Pardon me for wading through your history but you seem to have used Buckle script too- and claim that it has insane compilation speed and tiny Js size - (which would translate to a one time perf gain in download/parse/exec). How is the performance difference over the course of application? Would you still use Scala.Js if you didn't use Scala on the back end?

Also, why not create multiple scala-Js projects to do what you're looking to do? You'll have to fight SBT but if you die you're a martyr and if you survive you get to fight it another day...


> Also, why not create multiple scala-Js projects to do what you're looking to do?

That won't help. Scala.js banks heavily on whole program optimization to reduce the size of emitted Javascript. Two independent Scala.js modules will contain redundant code including likely upwards of 100kb of Scala standard library (collections, futures, etc.)

There is an issue about webpack-style code splitting support for Scala.js somewhere on github, and Sebastien said it's doable with the current architecture, so we'll likely get that eventually, but it's not there yet.

I do love working with Scala.js - great language and great interop with JS.


For all the efforts to put Haskell on the frontend, they're all lacking in some way or another and full of land mines.

Let GHC do what it does best; run it on the server.


Haskell is still a pretty awesome language tho, so using it on the frontend is pretty sweet.

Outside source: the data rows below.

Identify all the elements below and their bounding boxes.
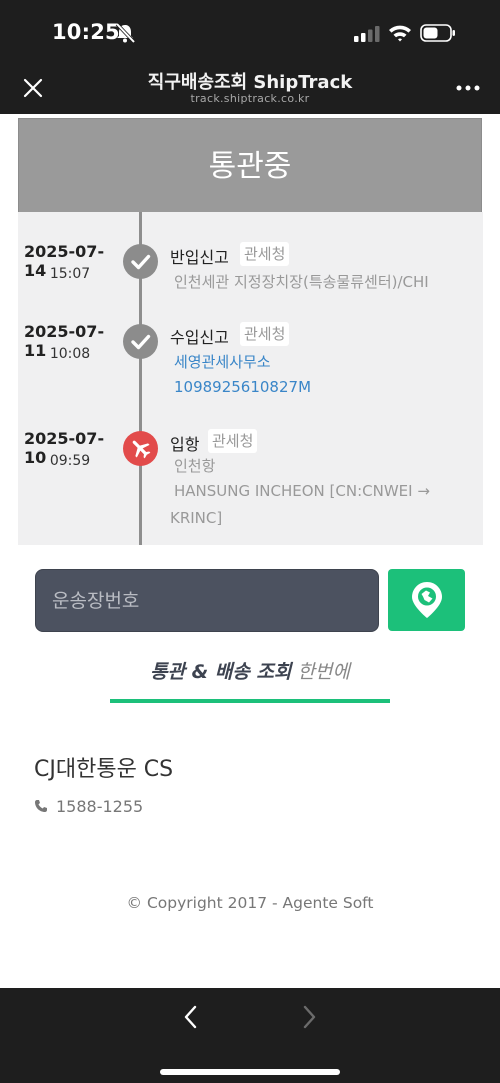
cellular-signal-icon — [354, 26, 380, 42]
event-time: 09:59 — [49, 453, 91, 469]
event-type: 반입신고 — [170, 248, 229, 267]
home-indicator[interactable] — [160, 1069, 340, 1075]
airplane-icon — [123, 431, 158, 466]
event-badge: 관세청 — [240, 322, 290, 346]
event-type: 입항 — [170, 435, 200, 454]
check-icon — [123, 324, 158, 359]
browser-bottom-bar — [0, 988, 500, 1083]
page-title: 직구배송조회 ShipTrack — [147, 72, 353, 93]
cs-phone-number[interactable]: 1588-1255 — [56, 797, 143, 816]
page-url: track.shiptrack.co.kr — [190, 92, 310, 105]
event-detail: 인천세관 지정장치장(특송물류센터)/CHI — [174, 273, 429, 291]
location-pin-icon — [412, 582, 442, 618]
tracking-timeline: 2025-07-14 15:07 반입신고 관세청 인천세관 지정장치장(특송물… — [18, 212, 483, 545]
event-time: 10:08 — [49, 346, 91, 362]
tagline-underline — [110, 699, 390, 703]
phone-icon — [35, 800, 47, 812]
tracking-number-input[interactable] — [35, 569, 379, 632]
event-detail: KRINC] — [170, 509, 223, 527]
more-options-icon[interactable] — [455, 84, 481, 92]
event-detail: HANSUNG INCHEON [CN:CNWEI → — [174, 482, 430, 500]
status-banner: 통관중 — [18, 118, 482, 216]
event-type: 수입신고 — [170, 328, 229, 347]
bell-slash-icon — [115, 22, 136, 44]
wifi-icon — [389, 25, 411, 42]
back-chevron-icon[interactable] — [180, 1004, 202, 1030]
event-detail: 인천항 — [174, 457, 216, 475]
cs-title: CJ대한통운 CS — [34, 757, 174, 782]
check-icon — [123, 244, 158, 279]
status-bar: 10:25 — [0, 0, 500, 62]
forward-chevron-icon[interactable] — [298, 1004, 320, 1030]
status-time: 10:25 — [52, 20, 120, 44]
page-content: 통관중 2025-07-14 15:07 반입신고 관세청 인천세관 지정장치장… — [0, 114, 500, 988]
browser-header: 직구배송조회 ShipTrack track.shiptrack.co.kr — [0, 62, 500, 114]
event-badge: 관세청 — [240, 242, 290, 266]
battery-icon — [420, 24, 455, 42]
event-time: 15:07 — [49, 266, 91, 282]
tagline: 통관 & 배송 조회 한번에 — [0, 657, 500, 684]
copyright: © Copyright 2017 - Agente Soft — [126, 894, 374, 912]
event-badge: 관세청 — [208, 429, 258, 453]
tagline-light: 한번에 — [297, 661, 350, 683]
event-detail-link[interactable]: 1098925610827M — [174, 378, 311, 396]
search-button[interactable] — [388, 569, 465, 631]
tagline-strong: 통관 & 배송 조회 — [150, 661, 292, 683]
event-detail-link[interactable]: 세영관세사무소 — [174, 351, 271, 372]
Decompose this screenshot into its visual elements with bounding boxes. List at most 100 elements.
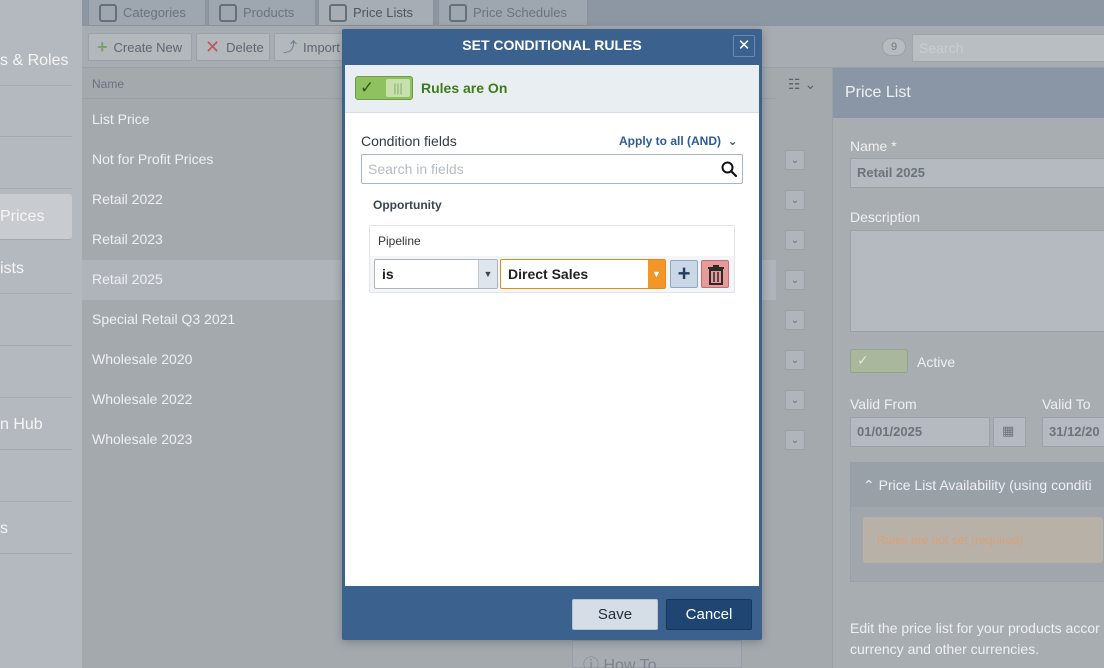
- value-select[interactable]: Direct Sales ▼: [500, 259, 666, 289]
- row-menu-chevron-icon[interactable]: ⌄: [785, 270, 805, 290]
- calendar-icon[interactable]: ▦: [993, 417, 1026, 447]
- detail-footer-text: Edit the price list for your products ac…: [850, 620, 1100, 657]
- detail-title: Price List: [833, 68, 1104, 118]
- active-toggle[interactable]: ✓: [850, 349, 908, 373]
- sidebar-item[interactable]: [0, 87, 72, 137]
- search-input[interactable]: [368, 160, 708, 178]
- x-icon: ✕: [205, 36, 221, 57]
- button-label: Import: [303, 39, 340, 55]
- sidebar-item-label: Prices: [0, 207, 45, 225]
- sidebar-item[interactable]: [0, 296, 72, 346]
- price-list-icon: [329, 3, 347, 22]
- check-icon: ✓: [360, 78, 375, 97]
- tab-categories[interactable]: Categories: [88, 0, 206, 26]
- valid-to-label: Valid To: [1042, 396, 1091, 412]
- sidebar-item-label: s: [0, 519, 8, 537]
- toggle-knob: |||: [386, 79, 410, 97]
- box-icon: [219, 3, 237, 22]
- rule-card: Pipeline is ▼ Direct Sales ▼ +: [369, 225, 735, 293]
- description-label: Description: [850, 209, 921, 225]
- dialog-body: ✓ ||| Rules are On Condition fields Appl…: [345, 65, 759, 586]
- how-to-panel[interactable]: ⓘ How To: [572, 640, 742, 668]
- sidebar-item-label: s & Roles: [0, 51, 69, 69]
- row-menu-chevron-icon[interactable]: ⌄: [785, 390, 805, 410]
- sidebar-item-users-roles[interactable]: s & Roles: [0, 36, 72, 86]
- row-menu-chevron-icon[interactable]: ⌄: [785, 350, 805, 370]
- value-text: Direct Sales: [508, 266, 589, 282]
- tab-bar: Categories Products Price Lists Price Sc…: [82, 0, 1104, 26]
- check-icon: ✓: [857, 352, 869, 368]
- chevron-down-icon: ⌄: [724, 134, 738, 148]
- dollar-icon: [449, 3, 467, 22]
- add-rule-button[interactable]: +: [670, 260, 698, 288]
- row-menu-chevron-icon[interactable]: ⌄: [785, 430, 805, 450]
- search-icon[interactable]: [720, 160, 738, 178]
- description-field[interactable]: [850, 230, 1104, 332]
- name-field[interactable]: Retail 2025: [850, 158, 1104, 188]
- sidebar-item-prices[interactable]: Prices: [0, 194, 72, 240]
- operator-select[interactable]: is ▼: [374, 259, 498, 289]
- sidebar: s & Roles Prices ists n Hub s: [0, 0, 82, 668]
- button-label: Create New: [113, 39, 183, 55]
- set-conditional-rules-dialog: SET CONDITIONAL RULES ✕ ✓ ||| Rules are …: [342, 29, 762, 640]
- row-menu-chevron-icon[interactable]: ⌄: [785, 230, 805, 250]
- active-label: Active: [917, 354, 956, 370]
- availability-header[interactable]: ⌃ Price List Availability (using conditi: [851, 463, 1104, 507]
- row-menu-chevron-icon[interactable]: ⌄: [785, 310, 805, 330]
- apply-all-dropdown[interactable]: Apply to all (AND) ⌄: [619, 134, 738, 148]
- close-icon[interactable]: ✕: [733, 35, 755, 57]
- tab-price-schedules[interactable]: Price Schedules: [438, 0, 588, 26]
- record-count-badge: 9: [882, 38, 906, 56]
- trash-icon: [708, 265, 724, 285]
- field-search-box: [361, 154, 743, 184]
- tab-label: Price Schedules: [473, 5, 567, 20]
- tab-label: Products: [243, 5, 295, 20]
- dialog-footer: Save Cancel: [342, 586, 762, 640]
- rules-toggle[interactable]: ✓ |||: [355, 76, 413, 100]
- operator-value: is: [382, 266, 394, 282]
- row-menu-chevron-icon[interactable]: ⌄: [785, 190, 805, 210]
- rule-field-name: Pipeline: [370, 226, 734, 256]
- help-icon: ⓘ: [583, 657, 600, 668]
- sidebar-item[interactable]: s: [0, 504, 72, 554]
- chevron-up-icon: ⌃: [863, 477, 875, 493]
- name-label: Name *: [850, 138, 897, 154]
- delete-button[interactable]: ✕ Delete: [196, 33, 270, 61]
- group-title-opportunity: Opportunity: [373, 198, 442, 212]
- sidebar-item[interactable]: [0, 139, 72, 189]
- delete-rule-button[interactable]: [701, 260, 729, 288]
- tab-label: Price Lists: [353, 5, 413, 20]
- availability-section: ⌃ Price List Availability (using conditi…: [850, 462, 1104, 582]
- import-button[interactable]: ⤴ Import: [274, 33, 344, 61]
- sidebar-item[interactable]: [0, 348, 72, 398]
- column-options-icon[interactable]: ☷ ⌄: [788, 76, 822, 96]
- cancel-button[interactable]: Cancel: [666, 599, 752, 630]
- how-to-label: How To: [603, 657, 657, 668]
- plus-icon: +: [677, 261, 691, 286]
- chevron-down-icon: ▼: [478, 260, 497, 288]
- valid-to-field[interactable]: 31/12/20: [1042, 417, 1104, 447]
- plus-icon: +: [97, 36, 108, 57]
- sidebar-item-hub[interactable]: n Hub: [0, 400, 72, 450]
- dialog-title: SET CONDITIONAL RULES: [462, 37, 642, 53]
- availability-title: Price List Availability (using conditi: [878, 477, 1092, 493]
- rules-status-label: Rules are On: [421, 80, 508, 96]
- rules-status-bar: ✓ ||| Rules are On: [345, 65, 759, 113]
- save-button[interactable]: Save: [572, 599, 658, 630]
- tab-products[interactable]: Products: [208, 0, 316, 26]
- tab-label: Categories: [123, 5, 186, 20]
- chevron-down-icon: ▼: [648, 260, 665, 288]
- create-new-button[interactable]: + Create New: [88, 33, 192, 61]
- search-input[interactable]: Search: [912, 34, 1104, 62]
- price-list-detail-panel: Price List Name * Retail 2025 Descriptio…: [832, 68, 1104, 668]
- valid-from-field[interactable]: 01/01/2025: [850, 417, 990, 447]
- tab-price-lists[interactable]: Price Lists: [318, 0, 434, 26]
- availability-warning: Rules are not set (required): [863, 517, 1103, 563]
- sidebar-item-label: ists: [0, 259, 24, 277]
- apply-all-label: Apply to all (AND): [619, 134, 721, 148]
- valid-from-label: Valid From: [850, 396, 917, 412]
- sidebar-item-label: n Hub: [0, 415, 43, 433]
- row-menu-chevron-icon[interactable]: ⌄: [785, 150, 805, 170]
- sidebar-item[interactable]: [0, 452, 72, 502]
- sidebar-item-lists[interactable]: ists: [0, 244, 72, 294]
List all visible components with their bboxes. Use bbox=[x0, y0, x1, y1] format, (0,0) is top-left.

Nothing about the language is problematic here (with the possible exception of laziness which is one reason why I personally prefer purescript). And Miso is actually pretty awesome and easy to use. The main issue is with tooling, especially the slow compiler. My hope is that a wasm backend will be developed soon, hopefully along with subsequent speed improvements. Compiling a ton of non-DOM library code to obscure JavaScript makes no sense. Not to discredit the work of the ghcjs team, which created something pretty awesome and useful, but most of that would make a lot more sense in wasm. Beyond that, it needs bells and whistles like webpack integration and source maps. But really, despite its warts, it is quite usable for frontend and shouldn’t be discounted.